Request access here: https://www.malted.ai/contact
Expected pricing components may include:
Per-deployment license fees
API usage or data ingestion limits
Support tier selection (basic vs. enterprise)
Hosting options (self-hosted vs. cloud-hosted)
Strengths
Designed for production RAG use cases
Full control over model and infrastructure
Supports custom data sources and pipelines
Strong observability and debugging tools
Compatible with any LLM model
Secure, private deployments by design
Built-in evaluation and version tracking
Drawbacks
No public self-serve or trial option
Requires technical expertise to implement
Not aimed at non-technical or solo users
No pricing transparency available
Limited public documentation or case studies
Comparison with Other Tools
Malted AI competes with a growing ecosystem of RAG and LLM infrastructure tools, including:
LangChain – Offers flexible pipelines for building LLM apps, but lacks enterprise observability and native deployment tooling.

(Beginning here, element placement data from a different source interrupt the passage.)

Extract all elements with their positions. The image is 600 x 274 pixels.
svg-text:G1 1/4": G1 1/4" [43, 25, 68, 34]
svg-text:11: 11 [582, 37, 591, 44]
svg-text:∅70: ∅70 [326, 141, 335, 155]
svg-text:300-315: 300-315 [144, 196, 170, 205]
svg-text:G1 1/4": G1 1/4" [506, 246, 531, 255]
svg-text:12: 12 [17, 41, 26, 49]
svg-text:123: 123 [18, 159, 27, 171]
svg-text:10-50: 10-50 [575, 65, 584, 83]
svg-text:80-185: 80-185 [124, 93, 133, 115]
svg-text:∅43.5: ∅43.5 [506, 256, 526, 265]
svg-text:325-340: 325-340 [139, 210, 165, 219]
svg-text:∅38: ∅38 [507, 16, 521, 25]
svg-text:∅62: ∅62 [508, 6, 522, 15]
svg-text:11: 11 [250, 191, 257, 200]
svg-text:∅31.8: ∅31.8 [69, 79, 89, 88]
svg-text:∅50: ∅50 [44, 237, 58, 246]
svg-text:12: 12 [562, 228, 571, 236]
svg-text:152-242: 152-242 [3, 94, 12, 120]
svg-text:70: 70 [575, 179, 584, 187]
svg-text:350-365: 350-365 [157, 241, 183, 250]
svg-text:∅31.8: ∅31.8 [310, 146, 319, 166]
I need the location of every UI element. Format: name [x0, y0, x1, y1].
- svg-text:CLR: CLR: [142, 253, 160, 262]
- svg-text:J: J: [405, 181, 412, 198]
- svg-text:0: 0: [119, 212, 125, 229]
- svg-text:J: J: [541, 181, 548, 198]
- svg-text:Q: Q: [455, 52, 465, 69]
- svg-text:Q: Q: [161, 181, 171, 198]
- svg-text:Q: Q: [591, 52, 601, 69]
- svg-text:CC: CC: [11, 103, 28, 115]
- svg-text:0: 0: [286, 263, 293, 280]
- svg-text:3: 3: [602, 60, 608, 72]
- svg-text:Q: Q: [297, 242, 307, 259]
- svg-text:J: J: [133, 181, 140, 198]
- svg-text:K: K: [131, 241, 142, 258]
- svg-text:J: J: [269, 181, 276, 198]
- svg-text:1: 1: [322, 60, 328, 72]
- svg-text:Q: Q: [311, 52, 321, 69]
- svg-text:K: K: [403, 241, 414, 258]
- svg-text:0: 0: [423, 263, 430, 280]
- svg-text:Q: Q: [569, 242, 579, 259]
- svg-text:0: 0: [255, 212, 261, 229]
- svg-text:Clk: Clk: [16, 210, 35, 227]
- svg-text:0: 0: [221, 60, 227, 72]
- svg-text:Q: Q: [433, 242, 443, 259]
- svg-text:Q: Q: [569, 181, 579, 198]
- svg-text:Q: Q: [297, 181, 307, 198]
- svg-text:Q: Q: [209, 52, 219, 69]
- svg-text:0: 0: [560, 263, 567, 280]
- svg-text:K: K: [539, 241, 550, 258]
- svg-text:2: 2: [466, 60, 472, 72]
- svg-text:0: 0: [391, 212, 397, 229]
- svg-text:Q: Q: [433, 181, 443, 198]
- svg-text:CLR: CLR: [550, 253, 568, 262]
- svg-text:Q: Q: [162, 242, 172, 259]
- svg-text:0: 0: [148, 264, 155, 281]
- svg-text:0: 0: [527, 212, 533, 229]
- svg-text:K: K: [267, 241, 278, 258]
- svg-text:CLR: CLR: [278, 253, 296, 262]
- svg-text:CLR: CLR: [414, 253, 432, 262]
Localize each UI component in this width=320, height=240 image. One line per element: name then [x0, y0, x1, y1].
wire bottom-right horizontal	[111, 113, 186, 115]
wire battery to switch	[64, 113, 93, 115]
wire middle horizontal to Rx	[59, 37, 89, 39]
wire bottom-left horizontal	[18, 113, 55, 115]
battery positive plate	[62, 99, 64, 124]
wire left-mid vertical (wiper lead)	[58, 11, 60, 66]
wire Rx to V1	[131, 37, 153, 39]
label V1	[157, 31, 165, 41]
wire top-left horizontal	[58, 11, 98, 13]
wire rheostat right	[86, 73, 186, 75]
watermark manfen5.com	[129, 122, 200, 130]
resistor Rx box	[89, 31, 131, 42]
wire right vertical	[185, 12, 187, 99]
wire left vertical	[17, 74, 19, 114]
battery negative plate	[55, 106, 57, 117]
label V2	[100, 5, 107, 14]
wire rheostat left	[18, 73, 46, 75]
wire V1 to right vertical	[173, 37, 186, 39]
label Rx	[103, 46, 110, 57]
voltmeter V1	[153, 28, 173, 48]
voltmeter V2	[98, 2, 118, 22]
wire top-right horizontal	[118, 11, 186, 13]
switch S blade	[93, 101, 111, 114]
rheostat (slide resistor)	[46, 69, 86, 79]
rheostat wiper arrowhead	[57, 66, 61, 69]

LlamaIndex – Focuses on retrieval and indexing but is more developer-focused than enterprise-ready.
Haystack by deepset – Strong in modularity and open-source usage, but often requires more engineering effort for deployment.
Vespa – Excellent for large-scale search and retrieval tasks, but not LLM-focused by default.
Malted AI stands out for being enterprise-ready out of the box, with production-grade observability, evaluation tools, and secure deployment infrastructure. It bridges the gap between flexible LLM pipelines and enterprise IT requirements.
Customer Reviews and Testimonials
As of now, Malted AI does not list public customer reviews or testimonials on its website, and it is not currently featured on review platforms such as G2 or Product Hunt.
However, the platform is targeted toward advanced enterprise users and is currently in closed or early-access mode. Interested companies are encouraged to schedule a demo to evaluate performance in real-world environments.
The product appears to be trusted by forward-looking AI and infrastructure teams building secure, internal-facing LLM tools.
Conclusion
Malted AI is a powerful, modular RAG platform built for enterprises looking to deploy large language model systems securely and at scale. With strong support for observability, custom pipelines, and private infrastructure, it gives teams the tools they need to build LLM apps on proprietary data — without compromising on privacy or control.
While it may not be the right fit for non-technical users or startups looking for plug-and-play AI, it delivers tremendous value to organizations that need scalable, secure, and highly customizable RAG capabilities.
For enterprise AI infrastructure teams, Malted AI offers a best-in-class solution for building reliable, production-grade LLM applications.